2.7 Stationarity
Stationarity of a series \(X_1,X_t,\dots\) is a critical property that allows us to apply many of the standard tools of time series analysis.
A time series is strictly stationary if for any subset of size \(n\) and any integer \(\tau\), \((Y_{t_1}, Y_{t_2},\dots,Y_{t_n})\) has the same joint distribution as \((Y_{t_1+\tau}, Y_{t_2+\tau},\dots,Y_{t_n+\tau})\).
In other words, from a distributional standpoint, a stationary time series is invariant to shifts
Because the definition holds for all \(n\), including \(n=1\), we have that the mean and variance of the \(Y_t\) is constant for all \(t\).
Sometimes strict stationarity is too difficult to require, so we usually use a weaker concept.
A time series is second-order stationary if the mean is constant and the covariance between any two values only depends on the time difference between those two values (and not on the value of \(t\) itself).
\(\mathbb{E}[Y_t] = \mu\).
\(\text{Cov}(Y_t, Y_{t+\tau}) = \gamma(\tau)\), a function of \(\tau\) only.
The function \(\gamma()\) is known as the auto-covariance function.
For the most part here, we will assume that time series are second-order stationary and not concern ourselves with the higher moments of the joint distribution of the data.
The basic idea of stationarity is that the distribution of the data does not depend on \(t\), so knowledge of \(t\) itself does not tell you anything about the distribution.

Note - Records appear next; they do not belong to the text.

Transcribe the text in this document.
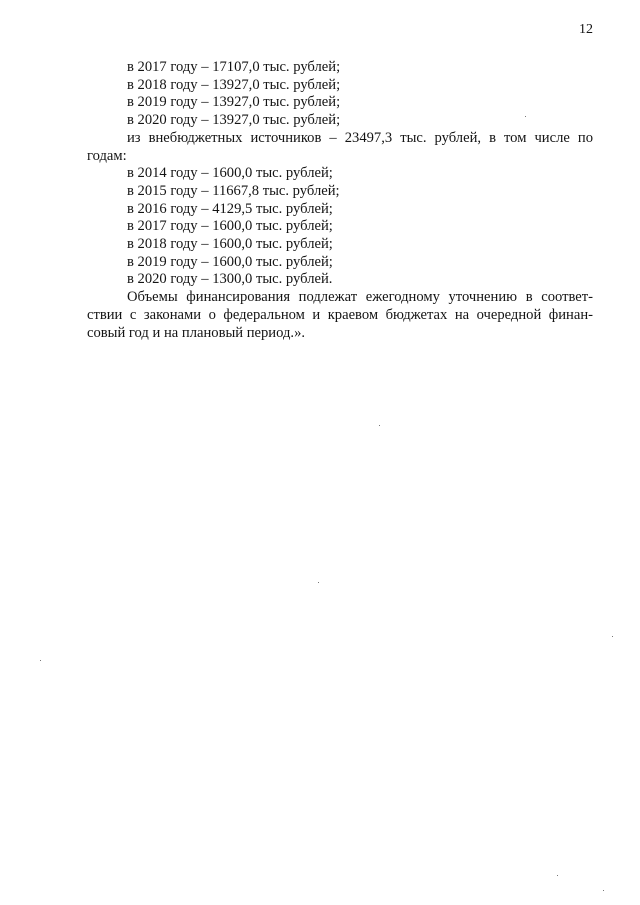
12

в 2017 году – 17107,0 тыс. рублей;

в 2018 году – 13927,0 тыс. рублей;

в 2019 году – 13927,0 тыс. рублей;

в 2020 году – 13927,0 тыс. рублей;

из внебюджетных источников – 23497,3 тыс. рублей, в том числе по

годам:

в 2014 году – 1600,0 тыс. рублей;

в 2015 году – 11667,8 тыс. рублей;

в 2016 году – 4129,5 тыс. рублей;

в 2017 году – 1600,0 тыс. рублей;

в 2018 году – 1600,0 тыс. рублей;

в 2019 году – 1600,0 тыс. рублей;

в 2020 году – 1300,0 тыс. рублей.

Объемы финансирования подлежат ежегодному уточнению в соответ-

ствии с законами о федеральном и краевом бюджетах на очередной финан-

совый год и на плановый период.».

This allows us to consider the time series as “stable” over time so that while there may be random deviations from time to time, there will not be major changes in the distribution over time.
Stationarity can be thought of in the following way: Imagine you’re “looking” at your time series at the moment. Then we fast foward the clock 6 months and you’re looking at the time series as it would appear 6 months later. Does it look fundamentally different? Sure, there would be random variations in the value, but if I hadn’t told you it was 6 months later, would you be able to tell that the time had shifted? If the answer is “no”, then the time series is stationary.

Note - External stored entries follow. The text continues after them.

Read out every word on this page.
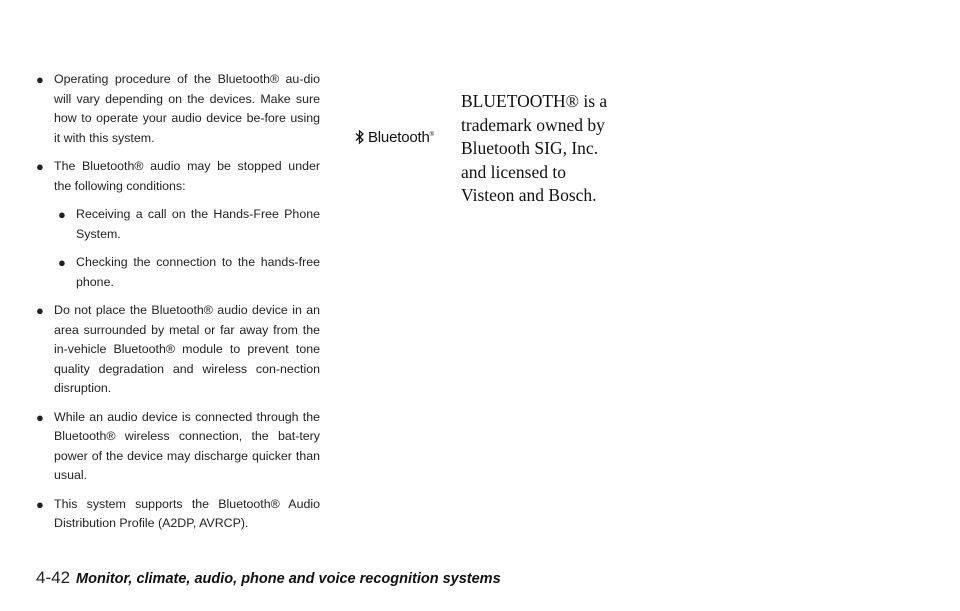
● Operating procedure of the Bluetooth® au-dio will vary depending on the devices. Make sure how to operate your audio device be-fore using it with this system.
● The Bluetooth® audio may be stopped under the following conditions:
● Receiving a call on the Hands-Free Phone System.
● Checking the connection to the hands-free phone.
● Do not place the Bluetooth® audio device in an area surrounded by metal or far away from the in-vehicle Bluetooth® module to prevent tone quality degradation and wireless con-nection disruption.
● While an audio device is connected through the Bluetooth® wireless connection, the bat-tery power of the device may discharge quicker than usual.
● This system supports the Bluetooth® Audio Distribution Profile (A2DP, AVRCP).
Bluetooth®
BLUETOOTH® is a trademark owned by Bluetooth SIG, Inc. and licensed to Visteon and Bosch.
4-42 Monitor, climate, audio, phone and voice recognition systems
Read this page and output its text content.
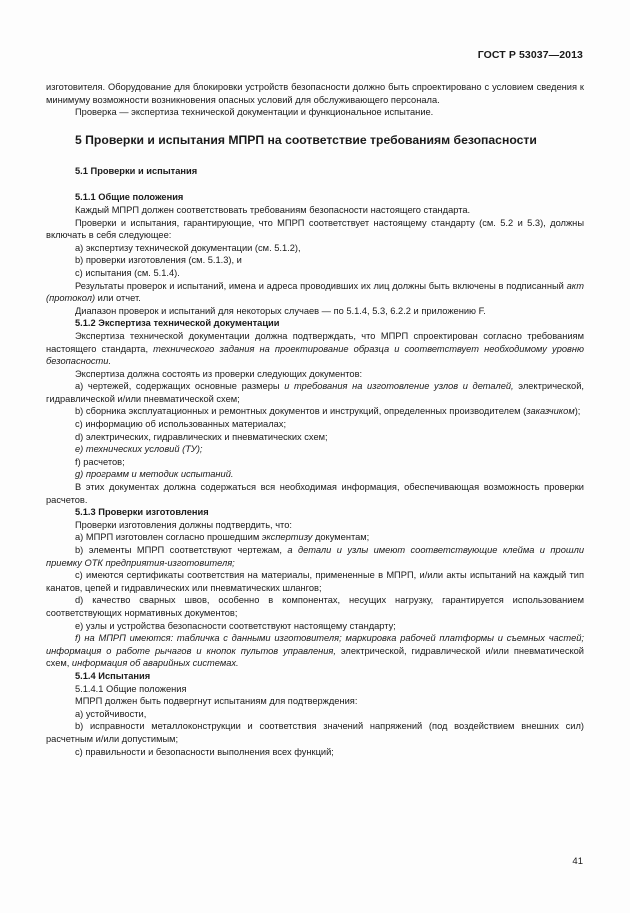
ГОСТ Р 53037—2013

изготовителя. Оборудование для блокировки устройств безопасности должно быть спроектировано с условием сведения к минимуму возможности возникновения опасных условий для обслуживающего персонала.

Проверка — экспертиза технической документации и функциональное испытание.

5 Проверки и испытания МПРП на соответствие требованиям безопасности
5.1 Проверки и испытания
5.1.1 Общие положения

Каждый МПРП должен соответствовать требованиям безопасности настоящего стандарта.

Проверки и испытания, гарантирующие, что МПРП соответствует настоящему стандарту (см. 5.2 и 5.3), должны включать в себя следующее:

a) экспертизу технической документации (см. 5.1.2),

b) проверки изготовления (см. 5.1.3), и

c) испытания (см. 5.1.4).

Результаты проверок и испытаний, имена и адреса проводивших их лиц должны быть включены в подписанный акт (протокол) или отчет.

Диапазон проверок и испытаний для некоторых случаев — по 5.1.4, 5.3, 6.2.2 и приложению F.

5.1.2 Экспертиза технической документации

Экспертиза технической документации должна подтверждать, что МПРП спроектирован согласно требованиям настоящего стандарта, технического задания на проектирование образца и соответствует необходимому уровню безопасности.

Экспертиза должна состоять из проверки следующих документов:

a) чертежей, содержащих основные размеры и требования на изготовление узлов и деталей, электрической, гидравлической и/или пневматической схем;

b) сборника эксплуатационных и ремонтных документов и инструкций, определенных производителем (заказчиком);

c) информацию об использованных материалах;

d) электрических, гидравлических и пневматических схем;

e) технических условий (ТУ);

f) расчетов;

g) программ и методик испытаний.

В этих документах должна содержаться вся необходимая информация, обеспечивающая возможность проверки расчетов.

5.1.3 Проверки изготовления

Проверки изготовления должны подтвердить, что:

a) МПРП изготовлен согласно прошедшим экспертизу документам;

b) элементы МПРП соответствуют чертежам, а детали и узлы имеют соответствующие клейма и прошли приемку ОТК предприятия-изготовителя;

c) имеются сертификаты соответствия на материалы, примененные в МПРП, и/или акты испытаний на каждый тип канатов, цепей и гидравлических или пневматических шлангов;

d) качество сварных швов, особенно в компонентах, несущих нагрузку, гарантируется использованием соответствующих нормативных документов;

e) узлы и устройства безопасности соответствуют настоящему стандарту;

f) на МПРП имеются: табличка с данными изготовителя; маркировка рабочей платформы и съемных частей; информация о работе рычагов и кнопок пультов управления, электрической, гидравлической и/или пневматической схем, информация об аварийных системах.

5.1.4 Испытания

5.1.4.1 Общие положения

МПРП должен быть подвергнут испытаниям для подтверждения:

a) устойчивости,

b) исправности металлоконструкции и соответствия значений напряжений (под воздействием внешних сил) расчетным и/или допустимым;

c) правильности и безопасности выполнения всех функций;

41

Consider another example: Imagine you’re following the time series of temperature in your city and at the moment it’s winter. Now if I were to fast forward 6 months, things would look very different. It would be summer and the temperature would be a lot warmer. It would be obvious that we had traveled in time. This is an example of a time series that is not stationary because the distribution of the data depends on the the time itself.

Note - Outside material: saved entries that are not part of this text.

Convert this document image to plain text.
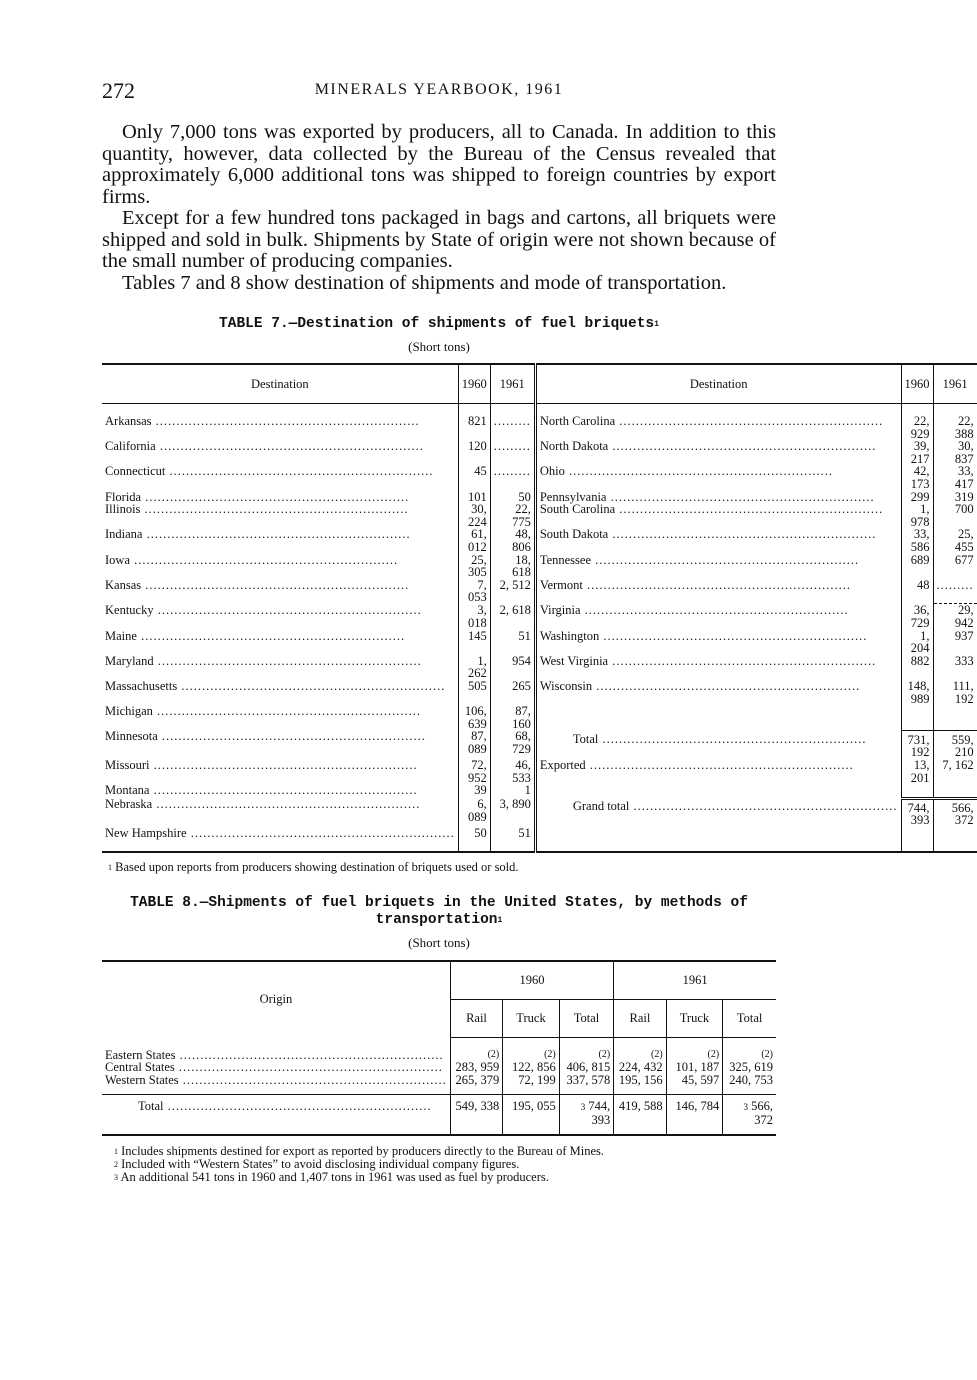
272	MINERALS YEARBOOK, 1961

Only 7,000 tons was exported by producers, all to Canada. In addition to this quantity, however, data collected by the Bureau of the Census revealed that approximately 6,000 additional tons was shipped to foreign countries by export firms.

Except for a few hundred tons packaged in bags and cartons, all briquets were shipped and sold in bulk. Shipments by State of origin were not shown because of the small number of producing companies.

Tables 7 and 8 show destination of shipments and mode of transportation.

TABLE 7.—Destination of shipments of fuel briquets$^1$
(Short tons)
Destination	1960	1961	Destination	1960	1961

Arkansas .....	821	.........	North Carolina .....	22, 929	22, 388
California .....	120	.........	North Dakota .....	39, 217	30, 837
Connecticut .....	45	.........	Ohio .....	42, 173	33, 417
Florida .....	101	50	Pennsylvania .....	299	319
Illinois .....	30, 224	22, 775	South Carolina .....	1, 978	700
Indiana .....	61, 012	48, 806	South Dakota .....	33, 586	25, 455
Iowa .....	25, 305	18, 618	Tennessee .....	689	677
Kansas .....	7, 053	2, 512	Vermont .....	48	.........
Kentucky .....	3, 018	2, 618	Virginia .....	36, 729	29, 942
Maine .....	145	51	Washington .....	1, 204	937
Maryland .....	1, 262	954	West Virginia .....	882	333
Massachusetts .....	505	265	Wisconsin .....	148, 989	111, 192
Michigan .....	106, 639	87, 160			
Minnesota .....	87, 089	68, 729	Total .....	731, 192	559, 210
Missouri .....	72, 952	46, 533	Exported .....	13, 201	7, 162
Montana .....	39	1			
Nebraska .....	6, 089	3, 890	Grand total .....	744, 393	566, 372
New Hampshire .....	50	51			

$^1$ Based upon reports from producers showing destination of briquets used or sold.
TABLE 8.—Shipments of fuel briquets in the United States, by methods of
transportation$^1$
(Short tons)
Origin	1960			1961		
	Rail	Truck	Total	Rail	Truck	Total

Eastern States .....	(2)	(2)	(2)	(2)	(2)	(2)
Central States .....	283, 959	122, 856	406, 815	224, 432	101, 187	325, 619
Western States .....	265, 379	72, 199	337, 578	195, 156	45, 597	240, 753

Total .....	549, 338	195, 055	3 744, 393	419, 588	146, 784	3 566, 372
$^1$ Includes shipments destined for export as reported by producers directly to the Bureau of Mines.
$^2$ Included with “Western States” to avoid disclosing individual company figures.
$^3$ An additional 541 tons in 1960 and 1,407 tons in 1961 was used as fuel by producers.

Now consider the following scenario: Imagine you’re looking at the hourly temperature in your city over time for the current week. Then I shift you one week into the future. Would the time series of hourly temperatures look very different from the week before? Probably not, because the time shift is relatively small. This suggests that the time scale of variation that we are considering plays a role in whether we think of a time series as stationary. It may not be realistic to think of a time series as stationary over 6-month time shifts, but it may be more reasonable to think of it as stationary over 1-week time shifts.
But the definition of stationarity says the property should hold for all time shifts. So what is a practical thing we can do?
Consider the plot below, which shows daily average temperature for the city of Baltimore, MD in 2005.
As one might expect, there is a strong seasonal pattern with temperatures lower in the winter months and higher in the summer months. Clearly, the series is non-stationary because knowing that it is July gives you substantial information about the distribution of the temperature data.
The plot below shows the residuals after fitting a linear model with a constant monthly effect.
This plot does show some pattern, primarily in its variability over time, but the overall mean is zero, as it should be after fitting a linear model. It might be reasonable to argue that this series looks “more stationary” with the monthyl trend removed than the previous one. However, the variance does appear to be larger in the winter months than the summer months.
The bottom line here is that the temperature series had a strong fixed effect, which was the seasonal pattern. After removing that fixed effect we could make a somewhat better argument that the residual variation was stationary. In traditional regression settings we might assume that the residual variation is independent and identically distributed (iid), but in the time series context, there might be some residual autocorrelation remaining, even if the series is stationary.